General Motors has asked the government to approve test fleets of the latest iteration of its autonomous Chevy Bolt, which has no steering wheel, accelerato­r or brake pedal. Such approval is necessary before any manufactur­er can operate fully driverless vehicles for commercial purposes.

GM said in November that it expected to transport people and cargo with selfdrivin­g vehicles in big cities in 2019.

Since acquiring Cruise Automation, a San Francisco startup, in spring 2016, GM and Cruise have developed four generation­s of autonomous Chevrolet Bolt EVs. But the last version has no steering wheel, and no pedals for accelerati­ng or braking.

Those functions are handled by software, sensors and a laser-guidance technology called LiDAR.

Seven states, including Michigan, allow such vehicles to be tested with federal approval. The other six are North Carolina, Tennessee, Georgia, Texas, Colorado and Nevada.

But before a vehicle can transport people, it must meet a battery of standards set by the National Highway Traffic Safety Administra­tion.
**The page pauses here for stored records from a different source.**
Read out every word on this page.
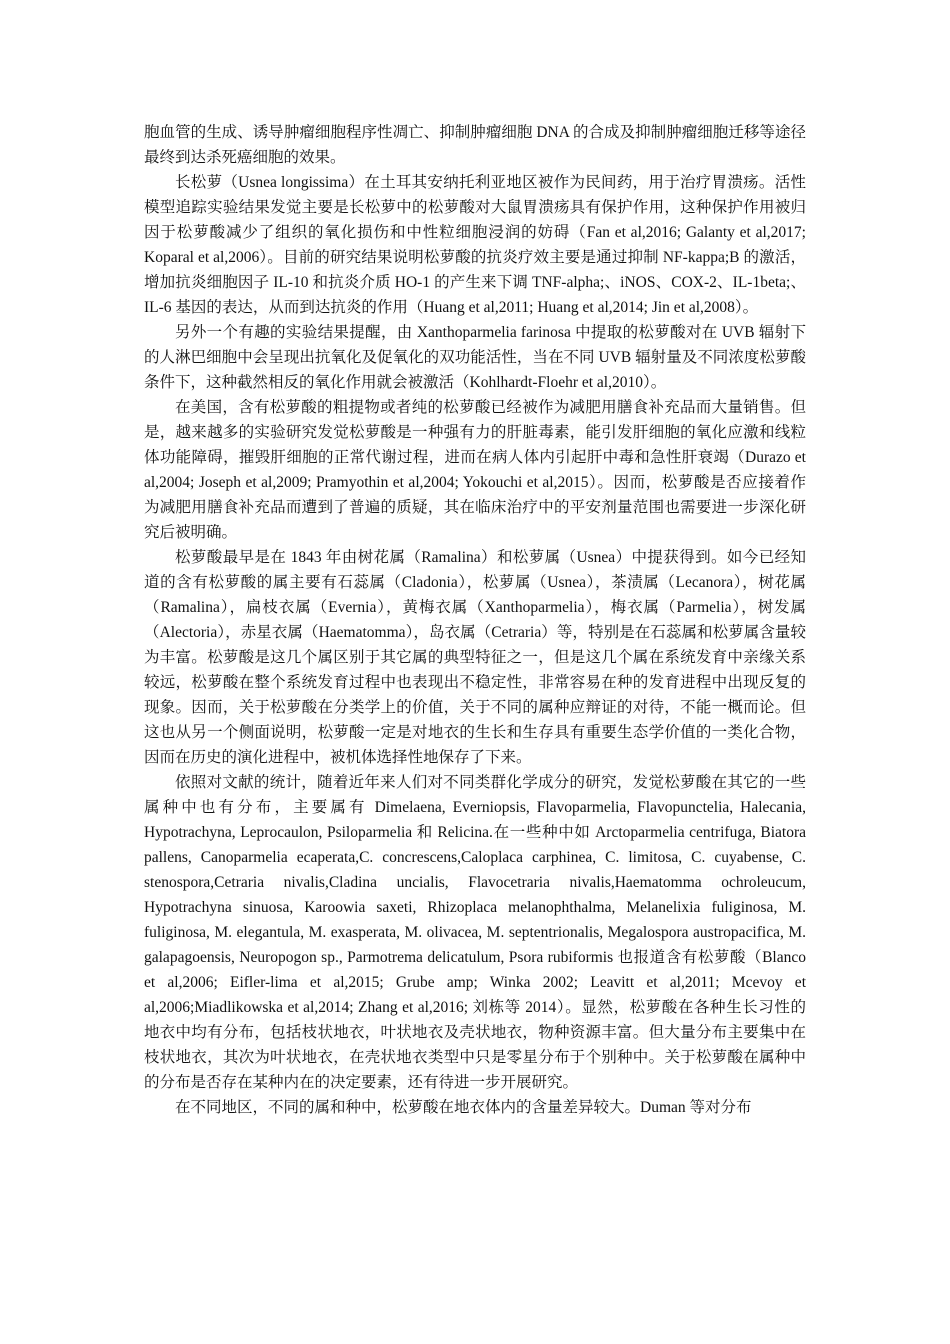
胞血管的生成、诱导肿瘤细胞程序性凋亡、抑制肿瘤细胞 DNA 的合成及抑制肿瘤细胞迁移等途径最终到达杀死癌细胞的效果。

长松萝（Usnea longissima）在土耳其安纳托利亚地区被作为民间药，用于治疗胃溃疡。活性模型追踪实验结果发觉主要是长松萝中的松萝酸对大鼠胃溃疡具有保护作用，这种保护作用被归因于松萝酸减少了组织的氧化损伤和中性粒细胞浸润的妨碍（Fan et al,2016; Galanty et al,2017; Koparal et al,2006）。目前的研究结果说明松萝酸的抗炎疗效主要是通过抑制 NF-kappa;B 的激活，增加抗炎细胞因子 IL-10 和抗炎介质 HO-1 的产生来下调 TNF-alpha;、iNOS、COX-2、IL-1beta;、IL-6 基因的表达，从而到达抗炎的作用（Huang et al,2011; Huang et al,2014; Jin et al,2008）。

另外一个有趣的实验结果提醒，由 Xanthoparmelia farinosa 中提取的松萝酸对在 UVB 辐射下的人淋巴细胞中会呈现出抗氧化及促氧化的双功能活性，当在不同 UVB 辐射量及不同浓度松萝酸条件下，这种截然相反的氧化作用就会被激活（Kohlhardt-Floehr et al,2010）。

在美国，含有松萝酸的粗提物或者纯的松萝酸已经被作为减肥用膳食补充品而大量销售。但是，越来越多的实验研究发觉松萝酸是一种强有力的肝脏毒素，能引发肝细胞的氧化应激和线粒体功能障碍，摧毁肝细胞的正常代谢过程，进而在病人体内引起肝中毒和急性肝衰竭（Durazo et al,2004; Joseph et al,2009; Pramyothin et al,2004; Yokouchi et al,2015）。因而，松萝酸是否应接着作为减肥用膳食补充品而遭到了普遍的质疑，其在临床治疗中的平安剂量范围也需要进一步深化研究后被明确。

松萝酸最早是在 1843 年由树花属（Ramalina）和松萝属（Usnea）中提获得到。如今已经知道的含有松萝酸的属主要有石蕊属（Cladonia），松萝属（Usnea），茶渍属（Lecanora），树花属（Ramalina），扁枝衣属（Evernia），黄梅衣属（Xanthoparmelia），梅衣属（Parmelia），树发属（Alectoria），赤星衣属（Haematomma），岛衣属（Cetraria）等，特别是在石蕊属和松萝属含量较为丰富。松萝酸是这几个属区别于其它属的典型特征之一，但是这几个属在系统发育中亲缘关系较远，松萝酸在整个系统发育过程中也表现出不稳定性，非常容易在种的发育进程中出现反复的现象。因而，关于松萝酸在分类学上的价值，关于不同的属种应辩证的对待，不能一概而论。但这也从另一个侧面说明，松萝酸一定是对地衣的生长和生存具有重要生态学价值的一类化合物，因而在历史的演化进程中，被机体选择性地保存了下来。

依照对文献的统计，随着近年来人们对不同类群化学成分的研究，发觉松萝酸在其它的一些属种中也有分布，主要属有 Dimelaena, Everniopsis, Flavoparmelia, Flavopunctelia, Halecania, Hypotrachyna, Leprocaulon, Psiloparmelia 和 Relicina.在一些种中如 Arctoparmelia centrifuga, Biatora pallens, Canoparmelia ecaperata,C. concrescens,Caloplaca carphinea, C. limitosa, C. cuyabense, C. stenospora,Cetraria nivalis,Cladina uncialis, Flavocetraria nivalis,Haematomma ochroleucum, Hypotrachyna sinuosa, Karoowia saxeti, Rhizoplaca melanophthalma, Melanelixia fuliginosa, M. fuliginosa, M. elegantula, M. exasperata, M. olivacea, M. septentrionalis, Megalospora austropacifica, M. galapagoensis, Neuropogon sp., Parmotrema delicatulum, Psora rubiformis 也报道含有松萝酸（Blanco et al,2006; Eifler-lima et al,2015; Grube amp; Winka 2002; Leavitt et al,2011; Mcevoy et al,2006;Miadlikowska et al,2014; Zhang et al,2016; 刘栋等 2014）。显然，松萝酸在各种生长习性的地衣中均有分布，包括枝状地衣，叶状地衣及壳状地衣，物种资源丰富。但大量分布主要集中在枝状地衣，其次为叶状地衣，在壳状地衣类型中只是零星分布于个别种中。关于松萝酸在属种中的分布是否存在某种内在的决定要素，还有待进一步开展研究。

在不同地区，不同的属和种中，松萝酸在地衣体内的含量差异较大。Duman 等对分布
The legal problem is that those standards require compliance through tests with a human driver as well as manual steering, accelerati­on and braking controls.

Leading this journey through the regulatory process is Paul Hemmersbau­gh, former NHTSA general counsel who resigned from the agency a year ago to join GM as chief counsel and policy director for transporta­tion as a service.

“We are asking NHTSA to give us permission to meet the safety standards through a different approach because we can’t achieve them now without a human driver or steering wheel,” said Hemmersbau­gh. “When you don’t have a steering wheel it makes no sense to talk about an air bag in the steering wheel.”

But here’s another challenge: NHTSA has had no chief since former administra­tor Mark Rosekind left in November 2016. In April he was hired by Zoox, a San Francisco autonomous technology firm, as chief safety innovation officer.

For the last year, Jack Danielson, a career civil servant and fourth in the agency’s chain of command, has run NHTSA. Many key vacancies, including permanent chief counsel, director for government affairs and chief financial officer have not been filled.